Friday, January 10, 2014

Caitlin Cahow is part of the US delegation to Sochi

I just thought I would put that out there. Many of the articles I have read and radio reports I have heard about this "protest delegation" state that President Obama is choosing to send openly out athletes including Billie Jean King and Brian Boitano. Cahow's name is frequently left off the list despite the fact that she has been an activist for gay rights and inclusionary practices and attitudes in sport. Boitano came out publicly a few weeks ago. Cahow, a hockey player, has been out and part of this conversation for years.

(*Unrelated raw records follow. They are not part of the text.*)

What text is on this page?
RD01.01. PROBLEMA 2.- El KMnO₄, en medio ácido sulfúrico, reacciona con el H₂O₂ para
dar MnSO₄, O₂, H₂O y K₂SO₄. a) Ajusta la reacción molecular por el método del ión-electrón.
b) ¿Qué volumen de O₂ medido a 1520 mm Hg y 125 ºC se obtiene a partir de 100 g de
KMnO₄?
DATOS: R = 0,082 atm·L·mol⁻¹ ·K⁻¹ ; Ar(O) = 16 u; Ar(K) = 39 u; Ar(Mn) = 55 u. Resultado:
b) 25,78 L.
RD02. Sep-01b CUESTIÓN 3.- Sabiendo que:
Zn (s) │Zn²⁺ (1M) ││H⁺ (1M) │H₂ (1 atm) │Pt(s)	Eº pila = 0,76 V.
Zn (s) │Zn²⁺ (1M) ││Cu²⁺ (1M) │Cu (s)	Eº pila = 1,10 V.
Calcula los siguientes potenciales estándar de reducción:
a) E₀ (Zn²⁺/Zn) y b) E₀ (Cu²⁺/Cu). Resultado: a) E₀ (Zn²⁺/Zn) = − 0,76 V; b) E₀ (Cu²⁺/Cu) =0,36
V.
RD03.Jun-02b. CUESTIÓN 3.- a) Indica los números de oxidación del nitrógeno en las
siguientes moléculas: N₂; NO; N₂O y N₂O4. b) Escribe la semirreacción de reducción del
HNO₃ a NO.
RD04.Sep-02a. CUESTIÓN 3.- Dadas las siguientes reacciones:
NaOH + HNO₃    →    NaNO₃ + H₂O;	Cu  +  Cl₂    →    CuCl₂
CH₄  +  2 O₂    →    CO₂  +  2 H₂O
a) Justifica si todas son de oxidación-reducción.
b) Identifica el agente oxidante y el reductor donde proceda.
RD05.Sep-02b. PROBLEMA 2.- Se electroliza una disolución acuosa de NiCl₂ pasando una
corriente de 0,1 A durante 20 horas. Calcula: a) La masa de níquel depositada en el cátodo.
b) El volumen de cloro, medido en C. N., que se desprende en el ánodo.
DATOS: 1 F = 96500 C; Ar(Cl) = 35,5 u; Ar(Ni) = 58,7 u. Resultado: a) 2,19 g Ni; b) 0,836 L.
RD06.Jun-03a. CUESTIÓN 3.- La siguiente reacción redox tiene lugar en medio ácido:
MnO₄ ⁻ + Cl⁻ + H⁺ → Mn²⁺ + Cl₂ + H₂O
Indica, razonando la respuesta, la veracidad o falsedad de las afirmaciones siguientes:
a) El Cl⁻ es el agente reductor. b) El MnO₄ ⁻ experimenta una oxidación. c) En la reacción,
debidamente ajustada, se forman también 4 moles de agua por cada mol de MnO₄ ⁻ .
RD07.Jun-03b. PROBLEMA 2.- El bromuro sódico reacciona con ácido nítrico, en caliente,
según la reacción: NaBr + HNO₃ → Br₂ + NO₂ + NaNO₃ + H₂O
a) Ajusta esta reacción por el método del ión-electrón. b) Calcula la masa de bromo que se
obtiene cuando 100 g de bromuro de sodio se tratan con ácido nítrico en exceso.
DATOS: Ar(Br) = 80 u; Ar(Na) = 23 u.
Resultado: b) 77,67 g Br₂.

I imagine the rationale some might offer to the erasure of Cahow in the media is because she is not nearly as well-known among the American public as King and Boitano. And this would be true. But this "truth" speaks to the ongoing issues with the visibility of women's sports, especially sports that are viewed as more masculine, like ice hockey. But Cahow's resume is impressive.
When media reports of the delegation mention King and Boitano and leave Cahow out, the invisibility of women's contact sports is perpetuated. Cahow is not a household name in the same way as the other members of the delegation, but not mentioning her takes away the opportunity for people to learn more about her and about women's ice hockey. Unlike other winter sports, women's ice hockey is fairly accessible in the inter-Olympic years. Spectators can access Olympians very easily (and cheaply given the low cost of admission to women's intercollegiate games) playing at the college level every winter.
The erasure of Cahow from the international stage provides an interesting moment for us to consider how perceptions of gender and sexuality affect the popularity of women's sports and how media are implicated in this beyond just minutes of news coverage or lines of print.